= Fondazione Carige =

Italian banking foundation and charity organization

Fondazione Cassa di Risparmio di Genova e Imperia is a charity organization based in Genoa, Liguria region. The foundation was the largest shareholders of Banca Carige.
==History==
Due to Legge Amato, the bank activities of Cassa di Risparmio di Genova e Imperia was spin off to become Banca Carige Società per Azioni (a kind of limited company), while the original entity became Fondazione Cassa di Risparmio di Genova e Imperia, a banking foundation with a status of private legal person, but without shareholder.

The bank failed the comprehensive assessment in the run-up to the entry into force of European Banking Supervision in 2014. During the year the number of ordinary shares was increased from 2,174,664,623 to 10,167,553,157. The new shares made the bank recapitalized €779,288,853.4. The foundation only partly subscribed the capital increases that were allowed to them, with the rest was excised by borrowing money from Mediobanca (additional 7.037%).
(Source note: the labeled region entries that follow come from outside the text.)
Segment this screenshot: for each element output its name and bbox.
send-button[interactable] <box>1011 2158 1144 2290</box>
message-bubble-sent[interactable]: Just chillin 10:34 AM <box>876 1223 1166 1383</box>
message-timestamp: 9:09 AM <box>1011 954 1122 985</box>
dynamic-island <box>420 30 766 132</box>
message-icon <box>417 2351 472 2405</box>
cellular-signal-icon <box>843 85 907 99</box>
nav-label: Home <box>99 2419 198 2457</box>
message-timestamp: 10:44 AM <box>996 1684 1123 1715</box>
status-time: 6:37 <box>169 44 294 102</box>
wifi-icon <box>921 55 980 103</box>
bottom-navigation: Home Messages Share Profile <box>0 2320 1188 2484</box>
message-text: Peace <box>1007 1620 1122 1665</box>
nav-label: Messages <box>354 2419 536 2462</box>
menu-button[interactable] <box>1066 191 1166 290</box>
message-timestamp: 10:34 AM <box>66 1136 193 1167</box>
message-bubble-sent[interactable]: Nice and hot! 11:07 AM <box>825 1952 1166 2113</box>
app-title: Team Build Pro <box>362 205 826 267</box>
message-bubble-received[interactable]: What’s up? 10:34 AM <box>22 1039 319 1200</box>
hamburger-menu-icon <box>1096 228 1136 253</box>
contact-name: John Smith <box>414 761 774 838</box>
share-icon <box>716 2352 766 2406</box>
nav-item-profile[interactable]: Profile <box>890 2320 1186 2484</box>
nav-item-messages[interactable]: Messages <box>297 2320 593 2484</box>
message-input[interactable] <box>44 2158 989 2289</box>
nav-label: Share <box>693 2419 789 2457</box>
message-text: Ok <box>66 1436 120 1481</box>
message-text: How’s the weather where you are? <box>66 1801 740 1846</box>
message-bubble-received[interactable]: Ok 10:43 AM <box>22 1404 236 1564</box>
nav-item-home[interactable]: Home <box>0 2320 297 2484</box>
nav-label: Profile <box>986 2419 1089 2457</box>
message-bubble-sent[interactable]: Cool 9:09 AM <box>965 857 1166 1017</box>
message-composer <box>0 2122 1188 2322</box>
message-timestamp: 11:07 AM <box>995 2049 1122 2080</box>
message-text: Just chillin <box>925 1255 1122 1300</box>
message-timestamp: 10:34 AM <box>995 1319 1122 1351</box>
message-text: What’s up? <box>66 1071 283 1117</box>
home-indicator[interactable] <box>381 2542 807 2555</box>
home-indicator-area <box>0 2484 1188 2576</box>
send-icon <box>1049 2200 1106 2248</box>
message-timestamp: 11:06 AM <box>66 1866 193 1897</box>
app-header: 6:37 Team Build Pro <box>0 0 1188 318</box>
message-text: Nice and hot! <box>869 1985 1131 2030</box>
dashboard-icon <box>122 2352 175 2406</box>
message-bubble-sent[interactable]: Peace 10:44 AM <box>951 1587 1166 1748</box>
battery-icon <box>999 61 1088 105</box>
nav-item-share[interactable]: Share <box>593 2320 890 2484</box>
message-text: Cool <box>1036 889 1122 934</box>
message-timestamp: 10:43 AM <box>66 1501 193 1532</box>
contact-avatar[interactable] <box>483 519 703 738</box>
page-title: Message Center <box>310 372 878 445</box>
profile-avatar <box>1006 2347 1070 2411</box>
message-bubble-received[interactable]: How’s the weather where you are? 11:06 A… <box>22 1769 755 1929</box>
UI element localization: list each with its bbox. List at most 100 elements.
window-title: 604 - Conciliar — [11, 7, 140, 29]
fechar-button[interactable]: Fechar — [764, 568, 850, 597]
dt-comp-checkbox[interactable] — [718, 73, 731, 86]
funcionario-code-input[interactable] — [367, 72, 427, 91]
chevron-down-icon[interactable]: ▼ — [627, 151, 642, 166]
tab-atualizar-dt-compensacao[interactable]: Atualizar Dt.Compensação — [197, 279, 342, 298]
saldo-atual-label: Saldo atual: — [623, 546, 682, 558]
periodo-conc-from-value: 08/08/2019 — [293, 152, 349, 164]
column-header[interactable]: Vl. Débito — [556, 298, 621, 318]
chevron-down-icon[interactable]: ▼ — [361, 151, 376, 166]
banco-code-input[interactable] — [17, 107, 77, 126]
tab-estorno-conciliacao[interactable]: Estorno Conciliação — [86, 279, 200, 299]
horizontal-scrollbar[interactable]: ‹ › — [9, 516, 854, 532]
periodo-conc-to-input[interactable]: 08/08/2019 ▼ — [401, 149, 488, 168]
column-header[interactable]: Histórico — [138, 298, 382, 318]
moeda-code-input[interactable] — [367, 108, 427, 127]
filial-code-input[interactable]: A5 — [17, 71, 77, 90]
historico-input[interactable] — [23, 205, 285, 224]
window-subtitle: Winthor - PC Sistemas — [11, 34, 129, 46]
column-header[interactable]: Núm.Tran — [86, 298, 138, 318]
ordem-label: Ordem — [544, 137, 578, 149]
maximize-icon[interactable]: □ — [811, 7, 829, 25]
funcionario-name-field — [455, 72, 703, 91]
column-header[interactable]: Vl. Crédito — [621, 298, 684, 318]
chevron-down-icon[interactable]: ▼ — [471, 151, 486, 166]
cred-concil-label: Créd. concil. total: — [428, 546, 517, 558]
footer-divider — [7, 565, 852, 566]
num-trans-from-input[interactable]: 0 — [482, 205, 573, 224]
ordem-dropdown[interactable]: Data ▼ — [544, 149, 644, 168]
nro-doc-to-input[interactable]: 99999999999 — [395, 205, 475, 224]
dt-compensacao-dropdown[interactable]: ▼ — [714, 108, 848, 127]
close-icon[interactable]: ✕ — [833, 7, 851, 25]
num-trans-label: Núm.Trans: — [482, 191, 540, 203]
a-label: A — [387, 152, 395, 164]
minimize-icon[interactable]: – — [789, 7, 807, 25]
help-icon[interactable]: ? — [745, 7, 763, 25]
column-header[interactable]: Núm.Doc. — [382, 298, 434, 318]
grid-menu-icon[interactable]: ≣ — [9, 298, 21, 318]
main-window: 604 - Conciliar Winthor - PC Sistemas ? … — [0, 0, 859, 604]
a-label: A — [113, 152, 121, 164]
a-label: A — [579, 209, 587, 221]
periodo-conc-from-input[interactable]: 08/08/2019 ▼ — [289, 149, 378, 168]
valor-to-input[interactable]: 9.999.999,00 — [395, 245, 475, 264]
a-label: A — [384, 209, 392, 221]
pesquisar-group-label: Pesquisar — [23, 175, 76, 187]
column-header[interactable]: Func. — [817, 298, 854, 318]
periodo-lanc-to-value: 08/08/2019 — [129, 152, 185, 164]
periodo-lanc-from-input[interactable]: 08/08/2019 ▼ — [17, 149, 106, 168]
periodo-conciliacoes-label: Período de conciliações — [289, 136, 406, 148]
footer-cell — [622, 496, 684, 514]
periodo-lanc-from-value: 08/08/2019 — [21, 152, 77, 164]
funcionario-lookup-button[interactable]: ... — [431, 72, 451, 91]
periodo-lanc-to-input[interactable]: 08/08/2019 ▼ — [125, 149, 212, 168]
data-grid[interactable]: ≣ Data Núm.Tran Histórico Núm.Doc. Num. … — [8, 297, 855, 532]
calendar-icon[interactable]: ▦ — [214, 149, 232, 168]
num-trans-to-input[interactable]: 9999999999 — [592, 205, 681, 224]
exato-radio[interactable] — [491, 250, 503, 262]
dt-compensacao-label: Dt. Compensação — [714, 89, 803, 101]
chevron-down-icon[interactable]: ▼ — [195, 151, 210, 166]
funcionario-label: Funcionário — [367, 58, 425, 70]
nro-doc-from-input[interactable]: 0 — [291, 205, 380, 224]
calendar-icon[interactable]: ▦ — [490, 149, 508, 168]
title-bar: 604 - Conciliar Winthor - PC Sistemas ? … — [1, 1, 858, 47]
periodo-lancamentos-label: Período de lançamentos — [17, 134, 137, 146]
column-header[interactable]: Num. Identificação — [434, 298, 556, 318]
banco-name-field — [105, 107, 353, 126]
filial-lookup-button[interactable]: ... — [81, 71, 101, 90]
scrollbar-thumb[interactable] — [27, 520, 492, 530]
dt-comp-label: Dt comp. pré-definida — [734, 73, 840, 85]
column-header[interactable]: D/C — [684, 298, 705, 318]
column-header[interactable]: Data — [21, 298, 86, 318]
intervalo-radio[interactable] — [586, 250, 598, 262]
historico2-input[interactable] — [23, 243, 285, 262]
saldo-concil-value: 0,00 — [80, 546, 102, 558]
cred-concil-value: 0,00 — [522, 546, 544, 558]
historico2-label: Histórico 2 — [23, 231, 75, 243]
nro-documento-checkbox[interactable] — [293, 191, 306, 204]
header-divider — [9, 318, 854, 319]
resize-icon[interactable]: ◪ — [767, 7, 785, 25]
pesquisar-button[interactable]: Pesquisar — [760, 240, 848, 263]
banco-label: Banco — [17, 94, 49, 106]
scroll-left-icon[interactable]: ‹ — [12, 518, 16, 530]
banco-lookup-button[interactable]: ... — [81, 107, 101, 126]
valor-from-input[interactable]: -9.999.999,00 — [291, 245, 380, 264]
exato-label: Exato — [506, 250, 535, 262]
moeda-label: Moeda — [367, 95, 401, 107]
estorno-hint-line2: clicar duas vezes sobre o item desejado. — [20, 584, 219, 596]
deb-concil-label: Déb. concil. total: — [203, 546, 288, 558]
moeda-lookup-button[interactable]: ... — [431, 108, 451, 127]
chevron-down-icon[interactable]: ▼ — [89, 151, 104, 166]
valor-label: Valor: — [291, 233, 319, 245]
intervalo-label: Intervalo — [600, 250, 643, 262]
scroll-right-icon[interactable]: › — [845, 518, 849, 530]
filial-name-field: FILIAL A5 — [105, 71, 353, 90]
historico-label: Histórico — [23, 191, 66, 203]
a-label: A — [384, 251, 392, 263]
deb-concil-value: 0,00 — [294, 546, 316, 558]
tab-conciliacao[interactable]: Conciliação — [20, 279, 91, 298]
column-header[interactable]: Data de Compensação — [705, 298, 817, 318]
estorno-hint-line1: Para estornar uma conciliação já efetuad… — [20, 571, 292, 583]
After the deal the foundation owned 12.142% ordinary shares of the bank (1,234,561,214), comparing to 46.52% in 2013 (1,011,689,946).

At the start of year the foundation reacquired some shares, which was increased to 1,270,944,145 number of shares (the total ordinary shares of the bank also increased to 10,393,917,760 number of shares, due to all share deal to privatize CR Carrara and Savona). On 8 May 2015 the foundation sold a further 10.271% ordinary shares (1,067,593,081 number of shares) of the bank to Malacalza Investimenti (a company chaired by Vittorio Malacalza). After the deal the foundation only kept 203,351,064 ordinary shares, or 1.956% of the total number of ordinary shares.

As at 31 December 2015 the foundation had a net assets of €69,960,698.

==Controversies==
In 2014, La Repubblica Genoa edition reported that, the foundation had purchased a helicopter which was rarely used. Before the helicopter was donated to the Liguria Region, it was rarely used by the firemen of Genoa, which the foundation lent it to them.